Indomptable électricien - FREDRICK NEWTON GISBORNE

FREDRICK NEWTON GISBORNE

Section 41, Lot 107 E 

Né en Angleterre en 1824. Il quitte l'Angleterre en 1842 pour un voyage autour du monde, pour finalement s'installer au Canada en 1845.

M. Gisborne vient au Canada en 1845 où il devient opérateur en chef du Montréal Telegraph Company. Plus tard il est directeur général de la British North America Electric Telegraph Association, formée en 1847 pour relier les provinces maritimes au HautCanada et Bas-Canada.

En 1852 il étend le premier câble télégraphique océanique en Amérique du Nord, reliant l’île du Prince Édouard au Nouveau-Brunswick. Il est le créateur et le promoteur d’un câble submersible entre Terre-Neuve et l'Irlande.

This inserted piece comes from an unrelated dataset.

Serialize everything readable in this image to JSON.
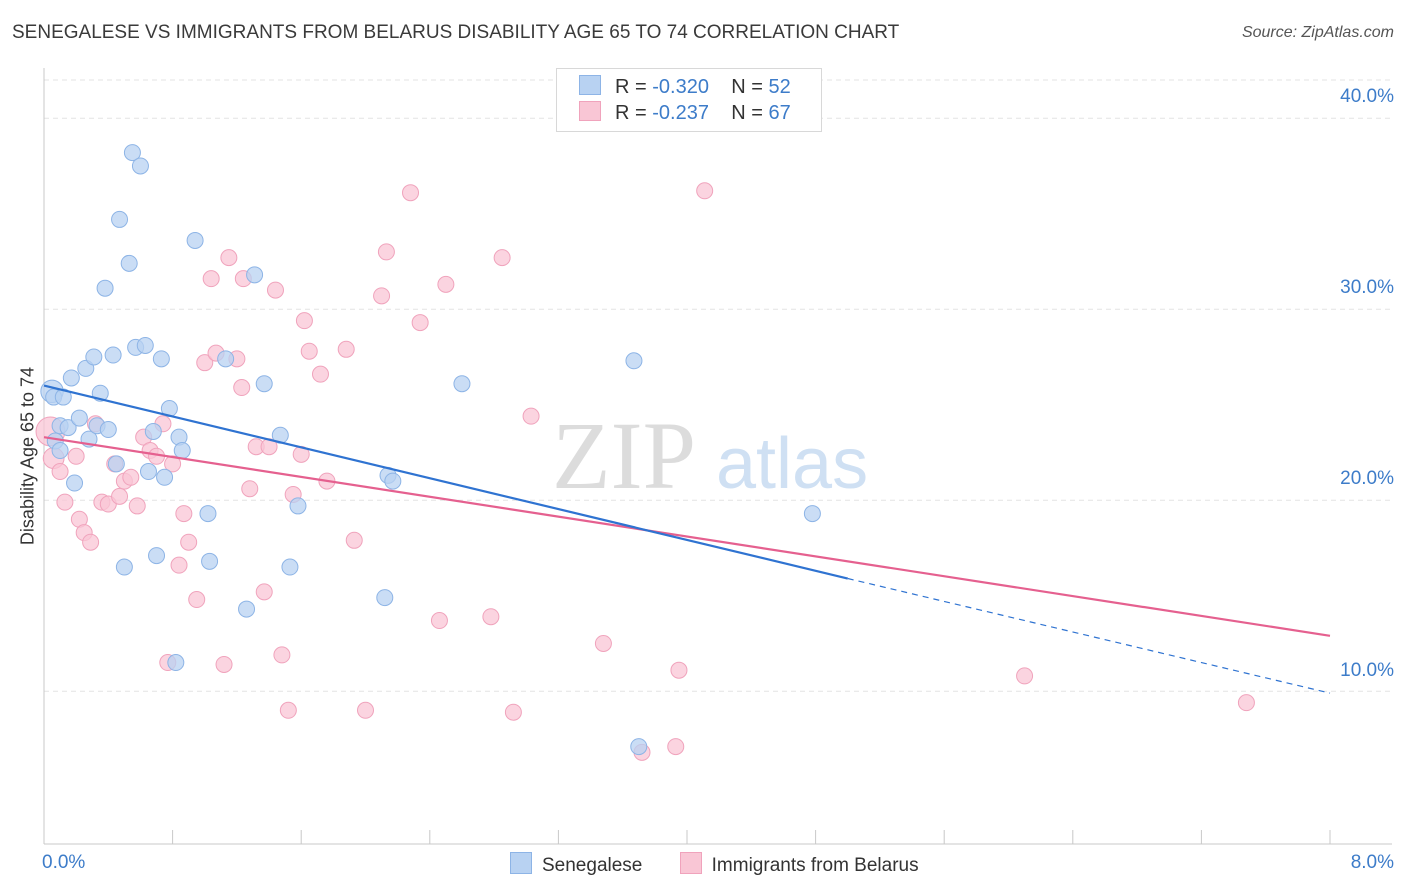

Dès 1840, Samuel F. B. Morse a proclamé sa foi dans l'idée d'une ligne sous-marine à travers l'océan Atlantique. En 1850, un câble était installé entre l'Angleterre et la France. Cette année-là, l'évêque John T. Mullock, chef de l'Église catholique de Terre-Neuve, a proposé une ligne télégraphique à travers la forêt de St. John's à Cape Ray et des câbles à travers le golfe du Saint-Laurent de Cape Ray à la Nouvelle-Écosse à travers le détroit de Cabot.

À peu près à la même époque, Frederic Newton Gisborne, un ingénieur télégraphiste en Nouvelle-Écosse, a eu un plan similaire. Au printemps de 1851, il obtint une subvention de la législature de Terre-Neuve et, après avoir formé une entreprise, commença à construire la ligne terrestre. En 1853, sa société fait faillite, il est arrêté pour dettes et perd tout.

En 1854, l'homme d'affaires et financier Cyrus West Field invita Gisborne chez lui pour discuter du projet. De son visiteur, Field a envisagé l'idée que le câble vers Terre-Neuve pourrait être prolongé à travers l'océan Atlantique.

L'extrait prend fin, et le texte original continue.